Les gens qui passaient par là semblaient tous distraits par leurs propres affaires. La rue n'était pas extrêmement bondée, mais il y avait assez de monde pour pouvoir manquer la personne qu'on cherche.

Flora. Penelope, après ne pas avoir vu son amie pendant tant d'années, ne savait plus trop ce qu'elle pensait d'elle. Est-ce qu'elle comptait encore pour elle, ou était-ce juste une étrangère désormais ? La vision idéaliste de Flora lui avait permis de croire qu'une amitié pouvait perdurer même à distance, même lorsqu'on ne se voit plus. Mais est-ce que Penelope, pessimiste et froide de nature, pouvait avoir une vision similaire des choses ? Pire encore, est-ce qu'elle était capable d'être amie avec quelqu'un ? Était-elle capable d'aimer quelqu'un hormis Claire et Bruno ? Elle n'en était pas sure.
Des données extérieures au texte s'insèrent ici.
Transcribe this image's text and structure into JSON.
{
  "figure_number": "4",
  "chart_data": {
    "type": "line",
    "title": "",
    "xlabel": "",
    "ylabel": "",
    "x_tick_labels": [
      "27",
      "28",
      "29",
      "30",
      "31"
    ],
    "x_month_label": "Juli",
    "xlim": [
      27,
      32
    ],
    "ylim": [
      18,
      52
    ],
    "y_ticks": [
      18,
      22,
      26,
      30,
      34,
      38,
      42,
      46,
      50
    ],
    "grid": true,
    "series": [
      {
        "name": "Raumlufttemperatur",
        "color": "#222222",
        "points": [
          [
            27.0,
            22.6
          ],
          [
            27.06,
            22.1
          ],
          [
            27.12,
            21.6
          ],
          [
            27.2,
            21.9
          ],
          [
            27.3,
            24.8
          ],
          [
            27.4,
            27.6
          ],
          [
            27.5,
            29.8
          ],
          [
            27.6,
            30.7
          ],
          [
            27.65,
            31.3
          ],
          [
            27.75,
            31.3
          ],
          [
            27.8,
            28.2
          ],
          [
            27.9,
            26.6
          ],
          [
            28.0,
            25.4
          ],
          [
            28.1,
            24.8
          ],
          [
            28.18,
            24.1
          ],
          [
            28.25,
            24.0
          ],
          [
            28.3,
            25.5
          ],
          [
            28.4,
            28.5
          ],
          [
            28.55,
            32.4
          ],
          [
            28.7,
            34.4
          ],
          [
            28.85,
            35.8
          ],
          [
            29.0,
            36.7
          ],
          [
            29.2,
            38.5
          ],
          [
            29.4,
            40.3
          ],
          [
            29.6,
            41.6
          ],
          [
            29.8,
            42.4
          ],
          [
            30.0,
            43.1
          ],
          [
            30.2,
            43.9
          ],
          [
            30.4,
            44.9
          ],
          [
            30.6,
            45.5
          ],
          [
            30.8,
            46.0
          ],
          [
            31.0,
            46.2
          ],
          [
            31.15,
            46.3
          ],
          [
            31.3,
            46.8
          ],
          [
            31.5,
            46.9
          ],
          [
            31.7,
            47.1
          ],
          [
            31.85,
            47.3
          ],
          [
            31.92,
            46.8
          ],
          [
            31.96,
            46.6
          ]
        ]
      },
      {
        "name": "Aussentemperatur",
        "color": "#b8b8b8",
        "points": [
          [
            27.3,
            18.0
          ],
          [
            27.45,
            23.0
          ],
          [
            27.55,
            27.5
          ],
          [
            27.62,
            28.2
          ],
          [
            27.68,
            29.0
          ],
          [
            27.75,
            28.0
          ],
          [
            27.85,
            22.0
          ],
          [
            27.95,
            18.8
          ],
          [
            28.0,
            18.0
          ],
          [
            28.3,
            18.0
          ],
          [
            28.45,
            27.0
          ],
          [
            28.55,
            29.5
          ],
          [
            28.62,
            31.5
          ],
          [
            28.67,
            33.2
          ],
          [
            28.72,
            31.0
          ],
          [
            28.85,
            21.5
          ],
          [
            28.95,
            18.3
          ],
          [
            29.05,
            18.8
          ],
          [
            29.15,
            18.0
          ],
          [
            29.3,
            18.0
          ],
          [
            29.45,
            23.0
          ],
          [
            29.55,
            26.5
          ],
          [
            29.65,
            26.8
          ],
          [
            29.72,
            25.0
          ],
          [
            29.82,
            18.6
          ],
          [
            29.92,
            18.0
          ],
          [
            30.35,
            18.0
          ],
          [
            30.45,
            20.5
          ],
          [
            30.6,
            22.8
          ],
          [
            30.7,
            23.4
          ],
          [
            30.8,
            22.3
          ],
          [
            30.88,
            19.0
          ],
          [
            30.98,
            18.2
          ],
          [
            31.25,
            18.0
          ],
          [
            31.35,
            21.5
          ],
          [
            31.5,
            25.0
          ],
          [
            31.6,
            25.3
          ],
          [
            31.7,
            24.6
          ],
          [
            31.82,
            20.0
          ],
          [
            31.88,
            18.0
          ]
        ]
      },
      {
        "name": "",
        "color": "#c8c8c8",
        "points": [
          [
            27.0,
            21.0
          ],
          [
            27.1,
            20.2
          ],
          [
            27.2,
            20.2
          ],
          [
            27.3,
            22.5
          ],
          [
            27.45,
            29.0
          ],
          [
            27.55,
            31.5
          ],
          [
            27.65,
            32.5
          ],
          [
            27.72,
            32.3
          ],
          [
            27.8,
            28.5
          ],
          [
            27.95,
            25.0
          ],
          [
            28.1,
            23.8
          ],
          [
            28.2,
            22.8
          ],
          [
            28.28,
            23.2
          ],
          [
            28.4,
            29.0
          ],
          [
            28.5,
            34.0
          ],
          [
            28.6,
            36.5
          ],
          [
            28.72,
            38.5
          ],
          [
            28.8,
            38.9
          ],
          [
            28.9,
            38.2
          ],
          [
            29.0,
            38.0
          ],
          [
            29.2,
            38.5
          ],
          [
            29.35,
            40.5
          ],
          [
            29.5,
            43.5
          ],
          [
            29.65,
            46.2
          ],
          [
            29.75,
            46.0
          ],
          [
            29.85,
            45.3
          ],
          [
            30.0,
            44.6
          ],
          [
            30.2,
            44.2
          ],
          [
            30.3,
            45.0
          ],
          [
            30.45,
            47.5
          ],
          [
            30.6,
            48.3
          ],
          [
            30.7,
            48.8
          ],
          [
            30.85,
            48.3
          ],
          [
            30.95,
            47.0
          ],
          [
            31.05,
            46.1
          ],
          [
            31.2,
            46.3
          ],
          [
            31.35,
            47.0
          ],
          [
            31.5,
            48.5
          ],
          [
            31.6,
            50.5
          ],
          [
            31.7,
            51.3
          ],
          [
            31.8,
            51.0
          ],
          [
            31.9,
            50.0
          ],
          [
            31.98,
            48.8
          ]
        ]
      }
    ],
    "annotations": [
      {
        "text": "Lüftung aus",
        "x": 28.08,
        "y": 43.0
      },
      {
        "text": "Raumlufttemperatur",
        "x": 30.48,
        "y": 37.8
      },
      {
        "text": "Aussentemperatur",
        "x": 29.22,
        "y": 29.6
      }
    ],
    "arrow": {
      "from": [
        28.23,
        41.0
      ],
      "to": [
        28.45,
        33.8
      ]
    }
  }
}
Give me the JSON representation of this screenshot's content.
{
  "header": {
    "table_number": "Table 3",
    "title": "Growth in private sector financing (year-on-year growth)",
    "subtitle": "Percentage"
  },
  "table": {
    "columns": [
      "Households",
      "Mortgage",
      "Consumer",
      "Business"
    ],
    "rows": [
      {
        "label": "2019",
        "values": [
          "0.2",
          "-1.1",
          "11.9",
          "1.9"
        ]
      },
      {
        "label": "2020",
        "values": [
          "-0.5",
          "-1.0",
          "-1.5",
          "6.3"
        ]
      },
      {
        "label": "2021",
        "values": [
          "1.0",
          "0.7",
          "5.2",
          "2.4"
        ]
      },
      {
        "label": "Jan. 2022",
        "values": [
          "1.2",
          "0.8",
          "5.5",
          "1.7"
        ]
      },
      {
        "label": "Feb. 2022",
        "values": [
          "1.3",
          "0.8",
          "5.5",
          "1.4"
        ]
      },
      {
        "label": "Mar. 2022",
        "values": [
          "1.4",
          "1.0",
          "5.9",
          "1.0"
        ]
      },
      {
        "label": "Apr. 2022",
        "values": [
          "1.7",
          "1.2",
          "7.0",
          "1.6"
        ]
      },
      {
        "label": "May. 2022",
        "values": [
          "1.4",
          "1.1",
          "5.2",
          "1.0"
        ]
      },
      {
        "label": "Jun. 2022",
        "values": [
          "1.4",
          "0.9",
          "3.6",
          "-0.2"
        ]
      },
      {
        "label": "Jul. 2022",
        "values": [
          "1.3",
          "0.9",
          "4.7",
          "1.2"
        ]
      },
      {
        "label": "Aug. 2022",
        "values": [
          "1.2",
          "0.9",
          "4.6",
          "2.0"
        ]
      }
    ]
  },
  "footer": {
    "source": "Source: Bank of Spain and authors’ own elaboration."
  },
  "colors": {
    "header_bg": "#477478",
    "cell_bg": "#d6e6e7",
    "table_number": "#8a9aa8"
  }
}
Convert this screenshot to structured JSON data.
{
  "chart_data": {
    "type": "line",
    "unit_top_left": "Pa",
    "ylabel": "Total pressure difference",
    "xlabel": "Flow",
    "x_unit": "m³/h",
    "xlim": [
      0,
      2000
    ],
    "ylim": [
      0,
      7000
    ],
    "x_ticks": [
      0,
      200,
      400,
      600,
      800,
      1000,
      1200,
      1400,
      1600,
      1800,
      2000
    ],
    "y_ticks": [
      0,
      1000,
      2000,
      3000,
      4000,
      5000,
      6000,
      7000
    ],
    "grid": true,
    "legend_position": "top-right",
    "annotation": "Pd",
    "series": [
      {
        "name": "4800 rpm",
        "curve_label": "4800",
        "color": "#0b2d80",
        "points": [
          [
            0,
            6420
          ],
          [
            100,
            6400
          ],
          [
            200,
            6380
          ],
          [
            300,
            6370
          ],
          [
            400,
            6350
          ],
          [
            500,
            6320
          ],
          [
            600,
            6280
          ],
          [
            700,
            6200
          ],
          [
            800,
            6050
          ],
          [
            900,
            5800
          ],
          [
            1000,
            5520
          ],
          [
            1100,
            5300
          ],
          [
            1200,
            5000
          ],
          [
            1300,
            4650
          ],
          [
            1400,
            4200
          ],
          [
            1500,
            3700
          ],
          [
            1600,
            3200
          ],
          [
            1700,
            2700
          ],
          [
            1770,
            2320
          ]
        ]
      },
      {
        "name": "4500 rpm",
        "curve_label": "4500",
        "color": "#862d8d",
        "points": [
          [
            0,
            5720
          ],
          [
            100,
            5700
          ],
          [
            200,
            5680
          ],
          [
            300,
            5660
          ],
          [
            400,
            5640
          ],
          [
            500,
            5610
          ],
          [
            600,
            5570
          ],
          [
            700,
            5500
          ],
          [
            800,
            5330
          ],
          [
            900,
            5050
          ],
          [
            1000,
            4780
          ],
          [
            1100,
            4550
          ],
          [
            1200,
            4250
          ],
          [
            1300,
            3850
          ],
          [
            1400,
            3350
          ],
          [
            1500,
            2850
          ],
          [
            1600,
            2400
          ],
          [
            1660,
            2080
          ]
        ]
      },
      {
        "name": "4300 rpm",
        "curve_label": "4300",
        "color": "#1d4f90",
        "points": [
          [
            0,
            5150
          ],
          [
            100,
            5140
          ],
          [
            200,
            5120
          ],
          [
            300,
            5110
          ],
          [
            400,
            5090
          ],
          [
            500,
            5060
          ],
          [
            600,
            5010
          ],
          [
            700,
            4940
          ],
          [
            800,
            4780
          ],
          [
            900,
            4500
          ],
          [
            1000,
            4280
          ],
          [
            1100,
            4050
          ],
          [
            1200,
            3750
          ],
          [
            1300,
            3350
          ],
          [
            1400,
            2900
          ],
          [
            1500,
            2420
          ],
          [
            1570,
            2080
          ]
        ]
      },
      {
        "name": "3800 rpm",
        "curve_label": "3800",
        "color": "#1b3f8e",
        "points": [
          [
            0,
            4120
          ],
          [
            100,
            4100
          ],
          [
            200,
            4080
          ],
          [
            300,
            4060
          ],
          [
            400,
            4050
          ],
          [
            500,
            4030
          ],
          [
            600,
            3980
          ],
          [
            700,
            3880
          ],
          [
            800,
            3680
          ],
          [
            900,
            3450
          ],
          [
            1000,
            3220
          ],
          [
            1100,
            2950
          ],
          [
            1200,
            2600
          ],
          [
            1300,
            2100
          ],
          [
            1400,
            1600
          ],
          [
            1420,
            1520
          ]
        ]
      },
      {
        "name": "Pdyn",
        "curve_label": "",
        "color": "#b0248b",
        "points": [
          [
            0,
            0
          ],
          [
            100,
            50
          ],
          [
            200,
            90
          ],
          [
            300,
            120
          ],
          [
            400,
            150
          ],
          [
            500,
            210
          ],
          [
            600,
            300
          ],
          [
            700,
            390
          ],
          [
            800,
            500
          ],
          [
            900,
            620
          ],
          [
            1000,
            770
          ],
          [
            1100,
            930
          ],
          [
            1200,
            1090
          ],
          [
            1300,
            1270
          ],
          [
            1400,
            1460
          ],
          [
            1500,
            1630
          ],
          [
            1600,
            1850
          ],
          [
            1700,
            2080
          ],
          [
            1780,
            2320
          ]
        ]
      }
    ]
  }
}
L'heure du rendez-vous approchait, et Flora allait apparaître d'une minute à une autre. Comment devait-elle réagir en la voyant ? Si elle ne souriait pas, est-ce que l'autre jeune fille penserait qu'elle n'était pas heureuse de la voir ? Et comment lui parler ? Que dire ? Si Flora lui disait qu'elle lui avait manquée, comment devait-elle répondre ? « Tu m'as manquée aussi. » ? Est-ce que c'était vrai ? Est-ce que Flora lui avait manquée ?

« Mademoiselle ! »

Elle leva la tête, surprise, vers la personne qui venait de l'interpeller. Un homme dont elle ne put estimer l'âge, emmitouflé dans son manteau noir et caché derrière sa paire de lunettes un peu embrumées était debout en face d'elle.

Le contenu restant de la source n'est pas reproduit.